Ulaştırma Bakanı Binali Yıldırım, 3. Boğaz Köprüsü’nün dünyanın en geniş köprüsü olacağını söyledi. Yıldırım, yeni köprünün geçiş ücretinin de 3 dolar karşılığı Türk parası olacağını söyledi.
Ulaştırma Bakanı Binali Yıldırım, yarın temeli atılacak 3. Boğaz Köprüsü alanında incelemelerde bulundu. İncelemelerin ardından Bakan Yıldırım, 3. Köprü projesini anlattı.
Yarın yapılacak temel atma töreni öncesi hazırlıkların tamamlandığını ifaden eden Bakan Yıldırım, “Tören öncesi hazırlıkları çalışmaları sürüyor.

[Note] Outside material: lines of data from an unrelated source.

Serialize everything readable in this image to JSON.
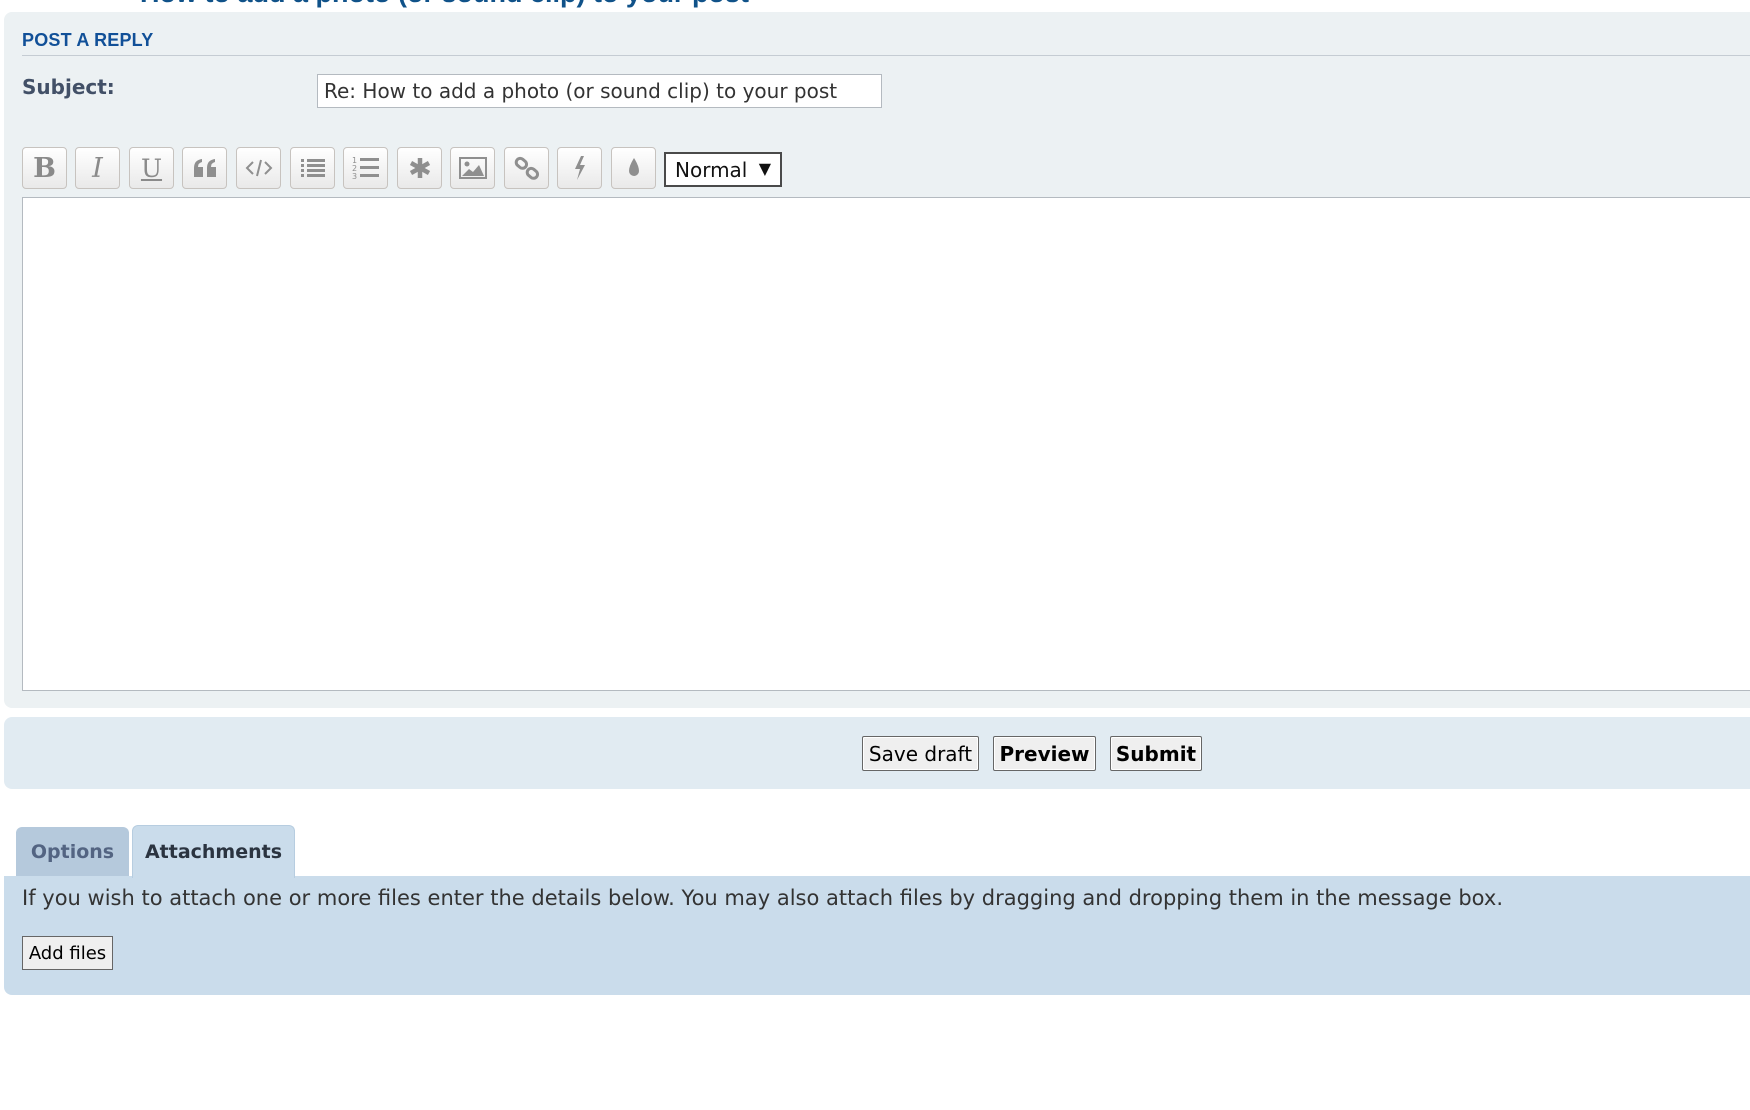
{
  "page": {
    "cut_title": "How to add a photo (or sound clip) to your post"
  },
  "form": {
    "heading": "POST A REPLY",
    "subject_label": "Subject:",
    "subject_value": "Re: How to add a photo (or sound clip) to your post"
  },
  "toolbar": {
    "buttons": [
      {
        "name": "bold-button",
        "glyph": "B"
      },
      {
        "name": "italic-button",
        "glyph": "I"
      },
      {
        "name": "underline-button",
        "glyph": "U"
      },
      {
        "name": "quote-button",
        "icon": "quote-icon"
      },
      {
        "name": "code-button",
        "icon": "code-icon"
      },
      {
        "name": "list-button",
        "icon": "list-icon"
      },
      {
        "name": "ordered-list-button",
        "icon": "ordered-list-icon"
      },
      {
        "name": "list-item-button",
        "icon": "asterisk-icon"
      },
      {
        "name": "image-button",
        "icon": "image-icon"
      },
      {
        "name": "link-button",
        "icon": "link-icon"
      },
      {
        "name": "flash-button",
        "icon": "bolt-icon"
      },
      {
        "name": "color-button",
        "icon": "droplet-icon"
      }
    ],
    "font_size_selected": "Normal",
    "caret": "▼"
  },
  "actions": {
    "save_draft": "Save draft",
    "preview": "Preview",
    "submit": "Submit"
  },
  "tabs": {
    "options": "Options",
    "attachments": "Attachments",
    "active": "attachments"
  },
  "attachments": {
    "help_text": "If you wish to attach one or more files enter the details below. You may also attach files by dragging and dropping them in the message box.",
    "add_files": "Add files"
  },
  "colors": {
    "panel_bg": "#ecf1f3",
    "heading_blue": "#115098",
    "submit_bar_bg": "#e1ebf2",
    "tab_inactive_bg": "#b5c9dc",
    "tab_active_bg": "#cadceb"
  }
}
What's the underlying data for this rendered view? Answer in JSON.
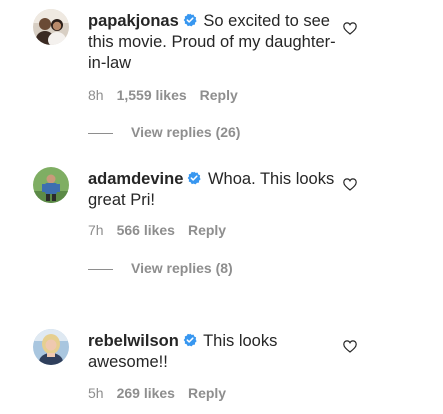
{
  "comments": [
    {
      "username": "papakjonas",
      "text": "So excited to see this movie. Proud of my daughter-in-law",
      "time": "8h",
      "likes": "1,559 likes",
      "reply": "Reply",
      "view_replies": "View replies (26)"
    },
    {
      "username": "adamdevine",
      "text": "Whoa. This looks great Pri!",
      "time": "7h",
      "likes": "566 likes",
      "reply": "Reply",
      "view_replies": "View replies (8)"
    },
    {
      "username": "rebelwilson",
      "text": "This looks awesome!!",
      "time": "5h",
      "likes": "269 likes",
      "reply": "Reply"
    }
  ],
  "colors": {
    "text": "#262626",
    "muted": "#8e8e8e",
    "verified": "#3897f0"
  },
  "icons": [
    "verified-badge-icon",
    "heart-outline-icon"
  ]
}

Köprünün ayakların geleceği yerler hazırlanmış vaziyette. Bu büyük proje için her türlü hazırlık planlandığı gibi sürüyor. 9 bin 500 kilometrelik uluslararası koridorların 8 adedi İstanbul’dan geçiyor. Bu geçeceğimiz 3. Boğaz Köprüsü ve ona bağlı kuzey Marmara otoyolu, bir anlamda İstanbul’un yeni bir çevre yolunu teşkil edecek” dedi.
“MEVCUT KÖPRÜLER İKİ KAT KAPASİTE İLE ÇALIŞIYOR”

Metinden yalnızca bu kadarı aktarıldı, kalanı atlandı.